Aider les enfants adoptifs à réussir leurs études collégiales

De nombreux jeunes venant de familles d'accueil n'ont pas le soutien et les conseils dont ils ont besoin pendant les années universitaires, ce qui fait que très peu de jeunes poursuivent leurs études.

Si les collèges mettaient en œuvre un système de soutien structuré pour aider à favoriser la jeunesse, ces étudiants auraient une bien plus grande chance de réussir, selon de nouvelles découvertes de chercheurs de l'Université du Pacifique.

L'étude est l'une des rares à se concentrer sur les expériences des jeunes en famille d'accueil au collège. Cette population est difficile à identifier car les étudiants, craignant la stigmatisation sociale, divulguent rarement leurs antécédents de placement familial sur le campus.

Le taux d'obtention d'un diplôme universitaire pour les étudiants issus de familles d'accueil n'est que de 3%, parmi les plus faibles de tous les groupes démographiques du pays.
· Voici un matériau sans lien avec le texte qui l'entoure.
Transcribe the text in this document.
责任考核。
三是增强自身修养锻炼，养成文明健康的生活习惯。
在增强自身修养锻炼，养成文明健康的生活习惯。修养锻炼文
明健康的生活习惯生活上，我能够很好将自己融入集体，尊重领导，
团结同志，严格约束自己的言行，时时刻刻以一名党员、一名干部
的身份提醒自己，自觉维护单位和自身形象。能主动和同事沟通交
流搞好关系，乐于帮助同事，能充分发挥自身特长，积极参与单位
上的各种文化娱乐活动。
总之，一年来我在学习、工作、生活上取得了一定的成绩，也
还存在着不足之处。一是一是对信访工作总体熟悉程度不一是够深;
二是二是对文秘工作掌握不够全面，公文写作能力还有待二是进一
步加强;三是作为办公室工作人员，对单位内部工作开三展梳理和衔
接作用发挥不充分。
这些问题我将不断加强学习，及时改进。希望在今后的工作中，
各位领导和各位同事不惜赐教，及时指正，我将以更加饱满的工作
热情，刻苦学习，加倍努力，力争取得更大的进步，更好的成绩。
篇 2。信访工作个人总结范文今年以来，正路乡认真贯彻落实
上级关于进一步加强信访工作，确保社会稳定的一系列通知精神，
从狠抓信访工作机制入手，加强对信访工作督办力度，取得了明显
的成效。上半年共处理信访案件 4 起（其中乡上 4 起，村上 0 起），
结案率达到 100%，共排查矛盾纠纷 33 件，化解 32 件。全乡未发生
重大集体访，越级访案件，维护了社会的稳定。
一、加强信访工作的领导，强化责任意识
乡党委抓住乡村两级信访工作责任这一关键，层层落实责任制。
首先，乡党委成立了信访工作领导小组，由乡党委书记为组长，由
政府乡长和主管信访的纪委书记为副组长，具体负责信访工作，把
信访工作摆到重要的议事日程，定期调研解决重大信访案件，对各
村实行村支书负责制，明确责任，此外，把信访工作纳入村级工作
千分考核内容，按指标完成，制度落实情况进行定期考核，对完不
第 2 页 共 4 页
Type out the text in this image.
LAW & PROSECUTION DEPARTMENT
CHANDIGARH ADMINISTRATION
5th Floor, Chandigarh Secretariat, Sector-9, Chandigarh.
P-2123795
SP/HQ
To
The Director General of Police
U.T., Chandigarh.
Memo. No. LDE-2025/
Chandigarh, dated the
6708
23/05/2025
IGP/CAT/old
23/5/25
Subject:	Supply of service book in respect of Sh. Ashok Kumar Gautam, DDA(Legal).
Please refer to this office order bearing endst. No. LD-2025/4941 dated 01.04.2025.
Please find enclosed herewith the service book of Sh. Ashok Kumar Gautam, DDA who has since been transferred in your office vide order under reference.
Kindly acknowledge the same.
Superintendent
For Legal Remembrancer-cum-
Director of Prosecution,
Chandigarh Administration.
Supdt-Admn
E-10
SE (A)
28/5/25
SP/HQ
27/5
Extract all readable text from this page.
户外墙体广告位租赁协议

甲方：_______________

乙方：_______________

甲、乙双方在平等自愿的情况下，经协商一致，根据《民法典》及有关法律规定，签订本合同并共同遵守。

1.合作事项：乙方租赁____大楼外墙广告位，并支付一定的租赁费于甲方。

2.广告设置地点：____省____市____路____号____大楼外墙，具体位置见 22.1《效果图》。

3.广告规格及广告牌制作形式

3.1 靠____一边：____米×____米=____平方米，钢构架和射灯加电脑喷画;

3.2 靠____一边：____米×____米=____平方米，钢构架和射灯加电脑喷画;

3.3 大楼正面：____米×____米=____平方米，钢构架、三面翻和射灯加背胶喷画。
Et il est peu probable que cela change à moins que les collèges communautaires mettent en place des programmes formels pour aider les jeunes en famille d'accueil à la fois financièrement et académiquement, selon l'étude.

«Les programmes informels sont moins susceptibles de fonctionner car les jeunes en famille d'accueil manquent de conseils et ont appris à s'appuyer sur des programmes institutionnels structurés», a déclaré Melinda Westland, co-auteure de l'étude, étudiante diplômée de la Gladys L. Benerd School of Education de l'Université du Pacifique.

«Le simple fait d'avoir une personne dévouée à qui les jeunes en famille d'accueil peut s'adresser et poser des questions - ce que beaucoup de ces jeunes n'ont jamais eu - pourrait vraiment faire une différence dans leur réussite à l'université», a-t-elle ajouté.

Pour l'étude, Westland et le co-chercheur Ronald Hallett, Ph.D., professeur agrégé d'éducation à l'Université du Pacifique, ont observé les expériences de sept jeunes adoptifs au cours d'un voyage de 2-1 / 12 semestre dans un collège communautaire de Californie.

Trois facteurs se sont démarqués au cours de l’étude: Étant donné que les familles d’accueil des participants n’avaient pas possédé d’ordinateurs ou ne leur avaient pas donné accès, la plupart des jeunes n’avaient que des compétences informatiques de base ou inexistantes au moment de leur entrée au collège.

L'argent était également un problème. Bien que de nombreux étudiants reçoivent au moins une aide financière de leur famille (les études montrent que les parents versent en moyenne 2 200 $ par année aux enfants jusqu'à 34 ans), les jeunes en famille d'accueil n'ont souvent aucune aide financière extérieure.

Enfin, bien que les jeunes adoptifs croyaient que l'obtention d'un diplôme de quatre ans était une voie vers la stabilité future, ils étaient confus quant au processus de transfert d'un collège communautaire.

Les chercheurs concluent que les jeunes en famille d'accueil qui s'inscrivent dans un collège communautaire ont besoin d'un soutien financier supplémentaire, d'une programmation structurée sur le campus et d'un soutien psychosocial. Par exemple, les étudiants de l'étude qui ont pris connaissance des ressources du campus, comme un centre de tutorat, ont profité de ces ressources et ont commencé à avoir plus de succès.

«Un programme de soutien structuré pourrait aider les jeunes à trouver et à utiliser les ressources déjà disponibles pour les étudiants», a déclaré Hallett. «Cela seul pourrait faire une différence significative.»

Une étudiante identifiée comme Amanda a résumé le point de vue de la plupart des participants à l'étude: «J'aimerais avoir quelqu'un qui se soucie autant de mon avenir que moi, afin qu'ils puissent m'aider dans cette voie.»

Les résultats de l'étude seront présentés lors de la réunion annuelle de l'American Educational Research Association à Chicago.